我正在尝试使用loco进行优化的基本示例。
我有一个成本向量,其索引对应于多个时隙的整数值,并且希望最小化不同时隙子集的成本总和。
请参阅下面我的尝试,但由于所选插槽与费用之间没有“链接”,因此无效。
(def costs [10 10 20 20 30 30 40 40 10 10])
(let [slot-vars (for [i (range 5)] ($in [:slot i] 1 10))
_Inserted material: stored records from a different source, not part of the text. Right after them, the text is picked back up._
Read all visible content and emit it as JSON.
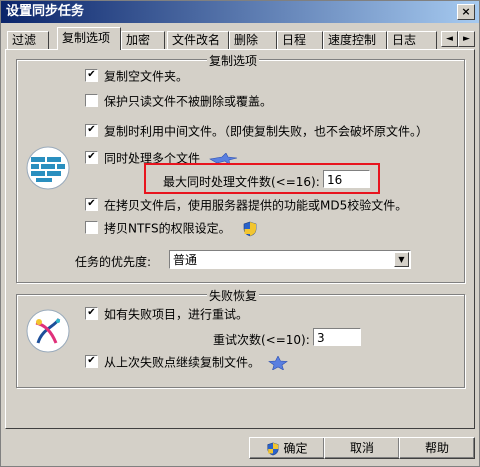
{
  "window": {
    "title": "设置同步任务",
    "close_glyph": "×"
  },
  "tabs": [
    {
      "label": "过滤"
    },
    {
      "label": "复制选项"
    },
    {
      "label": "加密"
    },
    {
      "label": "文件改名"
    },
    {
      "label": "删除"
    },
    {
      "label": "日程"
    },
    {
      "label": "速度控制"
    },
    {
      "label": "日志"
    }
  ],
  "tab_scroll": {
    "left": "◄",
    "right": "►"
  },
  "copy_options": {
    "title": "复制选项",
    "copy_empty_folders": {
      "label": "复制空文件夹。",
      "checked": true
    },
    "protect_readonly": {
      "label": "保护只读文件不被删除或覆盖。",
      "checked": false
    },
    "use_temp_file": {
      "label": "复制时利用中间文件。（即使复制失败，也不会破坏原文件。）",
      "checked": true
    },
    "parallel": {
      "label": "同时处理多个文件",
      "checked": true
    },
    "max_files_label": "最大同时处理文件数(<=16):",
    "max_files_value": "16",
    "verify_md5": {
      "label": "在拷贝文件后，使用服务器提供的功能或MD5校验文件。",
      "checked": true
    },
    "copy_ntfs": {
      "label": "拷贝NTFS的权限设定。",
      "checked": false
    },
    "priority_label": "任务的优先度:",
    "priority_value": "普通"
  },
  "failure_recovery": {
    "title": "失败恢复",
    "retry": {
      "label": "如有失败项目，进行重试。",
      "checked": true
    },
    "retry_count_label": "重试次数(<=10):",
    "retry_count_value": "3",
    "resume": {
      "label": "从上次失败点继续复制文件。",
      "checked": true
    }
  },
  "buttons": {
    "ok": "确定",
    "cancel": "取消",
    "help": "帮助"
  },
  "check_glyph": "✔",
  "dropdown_glyph": "▼",
  "colors": {
    "highlight": "#e8141e",
    "title_bar": "#0a246a",
    "icon_blue": "#2a8fbf"
  }
}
cost-vars (for [i (range 10)] ($in [:cost i] 10 40))]
(solution
(concat
slot-vars
cost-vars
[($distinct (for [i (range 5)] [:slot i]))]
(for [i (range 5)]
($= [:cost i] (get costs i))))
:minimize (apply $+ (for [i (range 5)] [:slot i]))))
答案 0 :(得分:2)
这不是答案,但我希望它可能有助于指出可能有所帮助的方向。这听起来像背包问题?
您可以找到最大值:
(def slots (for [i (range 10)] (keyword (str "slot-" i))))
(solution
(concat
(for [s slots] ($in s 0 1))
[($in :total-weight 10 60)
($in :total-value 5 5)
($knapsack [10 10 20 20 30 30 40 40 10 10]
(repeat 10 1)
slots :total-weight :total-value)]))
假设你只能有5个插槽。
可以通过查看源代码并直接使用Choco库来编写最小化版本吗?
检查loco knapsack函数的来源。
答案 1 :(得分:2)
首先,我不完全确定我理解这个问题的关键点,因为显然解决方案是只取列表中的5个最小值。但是如果你想让loco这样做,我同意背包约束是一个方便的工具。与Mike在评论中所说的相反,我认为使用背包进行最小化并没有任何障碍。让权重都为1,并强制权重加起来为5,以便从10个槽中选择5个。我已经使用变量[:include i]来指示插槽i是否应该包含在子集中(1表示true,0表示false)。我们希望最小化向量的点积:包括变量和成本向量。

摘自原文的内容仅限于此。